К последней фразе, сообщающей о том, что «все строения были стерты с лица земли, а название поселка вычеркнуто», приписано с вопросительным знаком: «Обращены в пепел» (in der Asche ausgemerrt?). Целой нации был уготован удел Лидице.
…Обычный желтый конверт, врученный 14 июня 1942 года дежурному жандармского отделения в Бенешове, ничем не отличался от остальной дневной почты, подготовленной на столе для вскрытия. Однако отличие это не бросалось в глаза лишь до того момента, пока заместитель начальника отделения не разорвал конверт и не вытащил из него лист бумаги, исписанный чернилами, на первый взгляд неумелой рукой.
«Прекратите поиски виновников покушения на Гейдриха, прекратите аресты и казни. Настоящие преступники – это Габчик из Словакии и Ян Кубиш, брат которого содержит трактир на Мораве».
С минуту письмо переходит из рук в руки.
– Какая-то идиотская анонимка, сожгите его, – сказал кто-то из жандармов.
– Э, нет! Ты что, приятель, не знаешь приказа гестапо? Передавать им тотчас же все, и анонимные доносы тоже, если они касаются покушения, – возразил не очень решительно заместитель начальника.

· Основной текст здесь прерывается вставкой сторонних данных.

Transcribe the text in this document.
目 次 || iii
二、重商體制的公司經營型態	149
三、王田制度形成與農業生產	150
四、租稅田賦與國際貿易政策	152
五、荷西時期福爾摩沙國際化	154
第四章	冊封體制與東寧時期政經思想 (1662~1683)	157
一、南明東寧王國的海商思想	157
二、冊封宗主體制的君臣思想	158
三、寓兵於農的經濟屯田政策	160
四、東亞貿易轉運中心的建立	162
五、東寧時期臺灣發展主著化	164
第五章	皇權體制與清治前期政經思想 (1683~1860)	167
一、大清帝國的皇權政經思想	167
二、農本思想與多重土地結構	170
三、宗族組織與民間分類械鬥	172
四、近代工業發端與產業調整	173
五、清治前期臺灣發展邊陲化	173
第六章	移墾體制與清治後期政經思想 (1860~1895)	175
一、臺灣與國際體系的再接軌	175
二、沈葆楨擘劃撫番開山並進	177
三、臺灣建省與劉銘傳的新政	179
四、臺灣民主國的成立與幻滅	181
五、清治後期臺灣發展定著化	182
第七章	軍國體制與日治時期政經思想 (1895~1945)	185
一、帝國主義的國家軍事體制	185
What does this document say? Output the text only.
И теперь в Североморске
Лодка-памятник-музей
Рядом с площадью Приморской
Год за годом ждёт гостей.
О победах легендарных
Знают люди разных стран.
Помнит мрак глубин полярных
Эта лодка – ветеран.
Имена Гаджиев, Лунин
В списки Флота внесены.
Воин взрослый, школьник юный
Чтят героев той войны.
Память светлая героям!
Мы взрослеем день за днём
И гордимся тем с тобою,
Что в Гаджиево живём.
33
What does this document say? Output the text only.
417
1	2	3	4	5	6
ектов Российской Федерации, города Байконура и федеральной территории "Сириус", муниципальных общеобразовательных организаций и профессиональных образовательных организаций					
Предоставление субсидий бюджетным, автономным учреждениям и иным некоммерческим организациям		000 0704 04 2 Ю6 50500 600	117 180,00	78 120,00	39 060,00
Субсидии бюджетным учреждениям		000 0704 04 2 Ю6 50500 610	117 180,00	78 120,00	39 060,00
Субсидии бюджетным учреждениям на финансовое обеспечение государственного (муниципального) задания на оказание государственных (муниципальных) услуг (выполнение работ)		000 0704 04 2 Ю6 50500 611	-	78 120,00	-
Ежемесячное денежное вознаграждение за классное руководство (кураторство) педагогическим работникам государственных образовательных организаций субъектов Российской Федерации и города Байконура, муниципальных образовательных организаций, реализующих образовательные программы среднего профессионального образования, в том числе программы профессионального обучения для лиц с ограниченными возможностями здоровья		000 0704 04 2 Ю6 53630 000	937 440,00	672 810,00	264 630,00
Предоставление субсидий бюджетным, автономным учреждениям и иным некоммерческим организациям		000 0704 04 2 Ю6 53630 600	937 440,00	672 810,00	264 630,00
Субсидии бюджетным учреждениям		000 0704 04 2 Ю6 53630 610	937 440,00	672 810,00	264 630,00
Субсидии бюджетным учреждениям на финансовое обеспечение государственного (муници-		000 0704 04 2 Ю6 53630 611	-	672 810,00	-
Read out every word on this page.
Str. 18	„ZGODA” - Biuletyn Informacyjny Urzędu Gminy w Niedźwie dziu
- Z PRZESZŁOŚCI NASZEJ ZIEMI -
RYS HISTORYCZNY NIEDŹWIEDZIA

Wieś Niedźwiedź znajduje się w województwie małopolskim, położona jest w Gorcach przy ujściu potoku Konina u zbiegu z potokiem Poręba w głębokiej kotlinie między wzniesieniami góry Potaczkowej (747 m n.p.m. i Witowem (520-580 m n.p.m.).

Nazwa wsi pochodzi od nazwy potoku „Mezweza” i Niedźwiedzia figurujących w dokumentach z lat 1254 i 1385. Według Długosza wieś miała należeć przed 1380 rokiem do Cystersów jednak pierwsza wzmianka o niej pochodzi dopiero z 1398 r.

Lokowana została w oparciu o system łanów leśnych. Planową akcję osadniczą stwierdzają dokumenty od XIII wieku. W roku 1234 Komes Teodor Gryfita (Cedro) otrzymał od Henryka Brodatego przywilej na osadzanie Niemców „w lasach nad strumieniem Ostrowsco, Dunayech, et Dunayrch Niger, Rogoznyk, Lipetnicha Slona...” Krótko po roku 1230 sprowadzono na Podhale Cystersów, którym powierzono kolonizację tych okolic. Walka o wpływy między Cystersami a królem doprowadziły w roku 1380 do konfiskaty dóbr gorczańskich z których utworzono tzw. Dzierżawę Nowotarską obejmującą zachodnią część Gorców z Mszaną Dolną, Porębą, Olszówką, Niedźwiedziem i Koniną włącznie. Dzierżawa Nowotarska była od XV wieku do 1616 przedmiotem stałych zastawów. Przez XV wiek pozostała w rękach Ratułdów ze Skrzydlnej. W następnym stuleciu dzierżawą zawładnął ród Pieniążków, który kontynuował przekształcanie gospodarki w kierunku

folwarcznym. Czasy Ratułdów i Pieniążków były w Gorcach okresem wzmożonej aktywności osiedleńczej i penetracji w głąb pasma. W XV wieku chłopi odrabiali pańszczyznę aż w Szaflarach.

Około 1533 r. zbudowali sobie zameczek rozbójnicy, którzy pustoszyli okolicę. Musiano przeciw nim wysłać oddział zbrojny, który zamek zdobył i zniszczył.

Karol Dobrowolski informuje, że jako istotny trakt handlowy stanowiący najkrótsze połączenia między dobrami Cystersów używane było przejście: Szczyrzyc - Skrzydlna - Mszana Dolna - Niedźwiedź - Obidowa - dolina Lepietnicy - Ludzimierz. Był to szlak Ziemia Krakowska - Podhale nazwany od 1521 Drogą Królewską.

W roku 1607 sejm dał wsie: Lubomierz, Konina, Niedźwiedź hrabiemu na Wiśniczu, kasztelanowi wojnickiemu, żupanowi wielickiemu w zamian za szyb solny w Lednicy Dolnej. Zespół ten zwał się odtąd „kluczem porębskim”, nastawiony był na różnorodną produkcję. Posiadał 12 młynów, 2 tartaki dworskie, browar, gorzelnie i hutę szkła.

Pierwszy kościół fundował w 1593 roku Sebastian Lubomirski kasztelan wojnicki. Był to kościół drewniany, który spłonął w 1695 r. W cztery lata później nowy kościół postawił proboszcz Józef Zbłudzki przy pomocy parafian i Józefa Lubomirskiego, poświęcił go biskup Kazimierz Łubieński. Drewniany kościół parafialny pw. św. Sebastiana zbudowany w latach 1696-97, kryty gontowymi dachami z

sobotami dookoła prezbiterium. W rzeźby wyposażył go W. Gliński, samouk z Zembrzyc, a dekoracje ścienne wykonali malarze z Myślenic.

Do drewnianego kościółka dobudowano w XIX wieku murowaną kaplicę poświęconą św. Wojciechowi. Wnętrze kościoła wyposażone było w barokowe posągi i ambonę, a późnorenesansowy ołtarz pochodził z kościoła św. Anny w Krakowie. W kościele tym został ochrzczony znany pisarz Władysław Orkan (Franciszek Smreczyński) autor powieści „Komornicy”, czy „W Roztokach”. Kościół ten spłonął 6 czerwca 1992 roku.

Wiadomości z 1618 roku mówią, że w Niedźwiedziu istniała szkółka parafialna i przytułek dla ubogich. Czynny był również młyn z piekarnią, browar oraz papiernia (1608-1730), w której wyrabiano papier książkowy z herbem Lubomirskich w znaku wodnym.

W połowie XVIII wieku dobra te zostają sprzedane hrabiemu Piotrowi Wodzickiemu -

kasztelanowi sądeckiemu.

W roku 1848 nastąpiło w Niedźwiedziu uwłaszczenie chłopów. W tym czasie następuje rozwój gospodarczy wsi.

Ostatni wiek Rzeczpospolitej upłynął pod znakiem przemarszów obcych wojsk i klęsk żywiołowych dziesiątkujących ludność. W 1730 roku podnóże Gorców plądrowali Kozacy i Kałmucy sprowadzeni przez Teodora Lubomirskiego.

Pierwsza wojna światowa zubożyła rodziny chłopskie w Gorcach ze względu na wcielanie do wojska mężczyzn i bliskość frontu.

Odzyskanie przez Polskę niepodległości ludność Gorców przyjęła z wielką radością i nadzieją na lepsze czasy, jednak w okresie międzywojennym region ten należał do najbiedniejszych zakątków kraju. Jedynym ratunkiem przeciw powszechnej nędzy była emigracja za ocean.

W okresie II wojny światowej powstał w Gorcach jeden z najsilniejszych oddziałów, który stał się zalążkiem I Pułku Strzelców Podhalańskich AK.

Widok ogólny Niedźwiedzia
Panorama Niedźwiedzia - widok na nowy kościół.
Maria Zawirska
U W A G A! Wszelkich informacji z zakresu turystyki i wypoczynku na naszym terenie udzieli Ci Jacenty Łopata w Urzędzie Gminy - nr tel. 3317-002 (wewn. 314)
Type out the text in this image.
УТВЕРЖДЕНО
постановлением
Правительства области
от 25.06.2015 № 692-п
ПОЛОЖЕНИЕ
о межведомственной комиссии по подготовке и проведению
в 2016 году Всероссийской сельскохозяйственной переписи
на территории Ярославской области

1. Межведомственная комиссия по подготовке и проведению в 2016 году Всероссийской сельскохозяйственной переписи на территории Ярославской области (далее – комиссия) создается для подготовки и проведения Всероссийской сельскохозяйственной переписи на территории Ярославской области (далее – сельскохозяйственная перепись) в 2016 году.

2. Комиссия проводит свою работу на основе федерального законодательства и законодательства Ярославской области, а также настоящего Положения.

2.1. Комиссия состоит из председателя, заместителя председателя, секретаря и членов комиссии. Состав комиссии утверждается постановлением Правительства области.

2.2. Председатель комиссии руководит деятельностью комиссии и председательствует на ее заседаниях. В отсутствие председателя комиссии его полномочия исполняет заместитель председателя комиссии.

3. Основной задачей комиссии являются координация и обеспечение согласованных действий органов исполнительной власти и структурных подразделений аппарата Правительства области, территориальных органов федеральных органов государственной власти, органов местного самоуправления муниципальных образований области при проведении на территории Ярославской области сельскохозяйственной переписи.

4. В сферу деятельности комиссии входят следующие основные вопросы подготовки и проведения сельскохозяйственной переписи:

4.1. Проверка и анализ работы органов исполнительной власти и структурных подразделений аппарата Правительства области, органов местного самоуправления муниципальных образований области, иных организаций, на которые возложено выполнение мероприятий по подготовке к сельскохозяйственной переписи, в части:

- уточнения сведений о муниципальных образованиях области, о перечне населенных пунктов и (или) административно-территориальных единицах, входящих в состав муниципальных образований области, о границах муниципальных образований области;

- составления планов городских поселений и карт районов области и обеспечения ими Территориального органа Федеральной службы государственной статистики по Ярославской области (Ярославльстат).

Снова рассмотрели конверт и неподписанное письмо. Только теперь обнаружили странное обстоятельство: на письме стоит штемпель почтового отделения в Тржебони со вчерашней датой. Почему все же автор анонимною доноса адресовал свое письмо жандармскому отделению в Бенешове? Ведь он мог послать его жандармам в той же Тржебони либо в Табор, в Будейовице, наконец, – это было бы гораздо ближе!
После тщательного изучения жандармы обнаружили и другие любопытные детали. Линии и способ соединения букв выдают, что письмо писалось нарочито измененным почерком. Это уже подозрительно.